Il leader socialista aveva acquisito dalle sue fonti inglesi la scottante documentazione, e l’11 giugno di 91 anni fa avrebbe denunciato il caso in Parlamento. Un’informativa di Polizia del 14 giugno 1924 conferma che è «sulla bocca di tutti le constatazioni che l’onorevole Matteotti possedesse documenti su cui avrebbe parlato alla Camera e che si riferivano a prove contro il Finzi sugli affari compiuti per i petroli, per le case da gioco, e altro».

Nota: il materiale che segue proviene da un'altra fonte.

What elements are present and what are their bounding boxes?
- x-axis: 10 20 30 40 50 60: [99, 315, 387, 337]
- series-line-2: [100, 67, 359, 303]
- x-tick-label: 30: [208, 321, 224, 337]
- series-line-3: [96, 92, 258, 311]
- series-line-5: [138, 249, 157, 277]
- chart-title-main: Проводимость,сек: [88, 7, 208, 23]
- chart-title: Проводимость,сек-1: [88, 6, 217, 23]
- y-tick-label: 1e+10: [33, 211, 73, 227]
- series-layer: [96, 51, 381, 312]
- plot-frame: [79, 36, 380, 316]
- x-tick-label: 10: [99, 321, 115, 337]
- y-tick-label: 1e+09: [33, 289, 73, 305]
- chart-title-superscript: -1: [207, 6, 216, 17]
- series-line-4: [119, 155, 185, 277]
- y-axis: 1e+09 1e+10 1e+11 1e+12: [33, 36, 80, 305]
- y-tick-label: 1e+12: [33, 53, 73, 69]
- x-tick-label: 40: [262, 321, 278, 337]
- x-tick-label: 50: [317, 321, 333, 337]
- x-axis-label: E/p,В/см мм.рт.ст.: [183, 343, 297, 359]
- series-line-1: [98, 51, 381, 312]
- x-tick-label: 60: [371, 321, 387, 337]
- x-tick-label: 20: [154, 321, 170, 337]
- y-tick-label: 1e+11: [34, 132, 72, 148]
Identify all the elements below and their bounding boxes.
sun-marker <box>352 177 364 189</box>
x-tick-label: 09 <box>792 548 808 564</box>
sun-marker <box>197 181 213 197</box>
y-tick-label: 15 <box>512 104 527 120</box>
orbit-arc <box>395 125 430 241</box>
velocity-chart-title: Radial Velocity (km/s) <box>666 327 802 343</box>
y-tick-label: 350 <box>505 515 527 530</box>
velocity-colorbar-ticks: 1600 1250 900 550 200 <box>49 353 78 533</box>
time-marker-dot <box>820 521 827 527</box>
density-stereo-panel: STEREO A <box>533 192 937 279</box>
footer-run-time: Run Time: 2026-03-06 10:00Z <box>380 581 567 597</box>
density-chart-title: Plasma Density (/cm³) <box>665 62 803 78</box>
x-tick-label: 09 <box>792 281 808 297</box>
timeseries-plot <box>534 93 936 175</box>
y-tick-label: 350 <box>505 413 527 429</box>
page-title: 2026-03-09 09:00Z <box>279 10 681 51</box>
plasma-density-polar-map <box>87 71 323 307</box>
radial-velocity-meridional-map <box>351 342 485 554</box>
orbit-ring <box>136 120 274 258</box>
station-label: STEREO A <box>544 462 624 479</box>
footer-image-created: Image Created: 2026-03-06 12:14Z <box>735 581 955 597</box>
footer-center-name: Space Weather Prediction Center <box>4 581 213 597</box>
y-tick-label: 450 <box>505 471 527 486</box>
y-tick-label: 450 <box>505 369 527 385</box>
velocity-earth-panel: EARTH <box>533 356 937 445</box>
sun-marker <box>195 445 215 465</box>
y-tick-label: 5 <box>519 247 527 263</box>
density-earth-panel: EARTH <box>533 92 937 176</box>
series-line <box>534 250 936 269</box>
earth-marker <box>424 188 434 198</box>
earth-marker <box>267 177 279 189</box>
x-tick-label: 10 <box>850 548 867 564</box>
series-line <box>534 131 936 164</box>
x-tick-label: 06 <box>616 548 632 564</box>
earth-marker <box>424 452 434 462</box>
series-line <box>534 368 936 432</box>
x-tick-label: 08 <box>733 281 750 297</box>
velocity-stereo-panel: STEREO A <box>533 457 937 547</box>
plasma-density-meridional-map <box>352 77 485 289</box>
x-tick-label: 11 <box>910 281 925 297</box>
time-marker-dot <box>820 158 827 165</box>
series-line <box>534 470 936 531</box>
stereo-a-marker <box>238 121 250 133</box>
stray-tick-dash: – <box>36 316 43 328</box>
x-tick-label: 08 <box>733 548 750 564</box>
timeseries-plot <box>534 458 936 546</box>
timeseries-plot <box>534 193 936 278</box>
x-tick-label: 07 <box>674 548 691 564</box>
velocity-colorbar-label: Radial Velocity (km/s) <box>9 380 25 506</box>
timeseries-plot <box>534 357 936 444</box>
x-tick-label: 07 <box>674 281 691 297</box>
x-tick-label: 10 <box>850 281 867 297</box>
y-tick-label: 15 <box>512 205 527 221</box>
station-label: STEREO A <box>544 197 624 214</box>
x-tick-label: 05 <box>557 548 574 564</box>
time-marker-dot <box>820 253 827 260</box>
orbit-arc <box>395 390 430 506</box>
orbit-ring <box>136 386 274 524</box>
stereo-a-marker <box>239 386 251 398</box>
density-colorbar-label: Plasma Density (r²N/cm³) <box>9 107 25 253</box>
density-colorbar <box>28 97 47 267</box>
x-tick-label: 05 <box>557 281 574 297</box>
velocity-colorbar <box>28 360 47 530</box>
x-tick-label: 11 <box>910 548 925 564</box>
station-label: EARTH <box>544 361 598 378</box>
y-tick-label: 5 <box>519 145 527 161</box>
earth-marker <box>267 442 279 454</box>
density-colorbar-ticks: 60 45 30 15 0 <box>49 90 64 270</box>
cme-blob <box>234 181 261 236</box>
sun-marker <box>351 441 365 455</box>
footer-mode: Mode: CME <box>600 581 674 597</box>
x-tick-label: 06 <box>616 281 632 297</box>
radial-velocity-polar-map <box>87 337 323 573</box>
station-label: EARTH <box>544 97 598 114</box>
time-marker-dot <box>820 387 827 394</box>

Il leader socialista aveva acquisito dalle sue fonti inglesi la scottante documentazione, e l’11 giugno di 91 anni fa avrebbe denunciato il caso in Parlamento. Un’informativa di Polizia del 14 giugno 1924 conferma che è «sulla bocca di tutti le constatazioni che l’onorevole Matteotti possedesse documenti su cui avrebbe parlato alla Camera e che si riferivano a prove contro il Finzi sugli affari compiuti per i petroli, per le case da gioco, e altro».
Ieri come oggi. Già allora, nuovo ordine mondiale. Il governo italiano,
infatti, poche settimane prima del delitto, aveva concesso alla società
petrolifera americana Sinclair Oil (sostenuta economicamente dalla banca di
John Davison Rockefeller, presidente e fondatore della Standard Oil)
l'esclusiva per la ricerca e lo sfruttamento di tutti i giacimenti petroliferi
presenti nel territorio italiano, in Emilia e in Sicilia (Regio decreto legge
numero 677 del 4 maggio 1924). Le richieste della Sinclair Oil per poter
effettuare scavi in diversi territori dello Stivale, prevedevano condizioni
estremamente vantaggiose per la Sinclair stessa (come la durata novantennale
delle concessioni e l'esenzione da imposte). Da parte del governo tricolore
vennero scelti come mediatori per trattare l'accordo un gruppo di politicanti,
imprenditori e diplomatici (tra cui i ministri dell'economia nazionale Orso
Mario Corbino e dei lavori pubblici Gabriello Carnazza) strettamente collegati
tra di loro da imprese commerciali (attive in Sicilia), conflitti di interesse
e legami con diversi gruppi finanziari ed aziendali nordamericani (tra cui Morgan,
uno dei finanziatori della Sinclair Oil). I responsabili italiani, seppur con
pareri leggermente diversi e nonostante le condizioni palesemente vantaggiose
per la Sinclair, appoggiarono tutti l'idea dell’accordo. La possibile presenza
della Sinclair Oil sul mercato italiano destò la preoccupazione degli inglesi
della Anglo-Iranian Oil Company (controllata dal governo britannico), anche
loro interessati allo sfruttamento di possibili giacimenti.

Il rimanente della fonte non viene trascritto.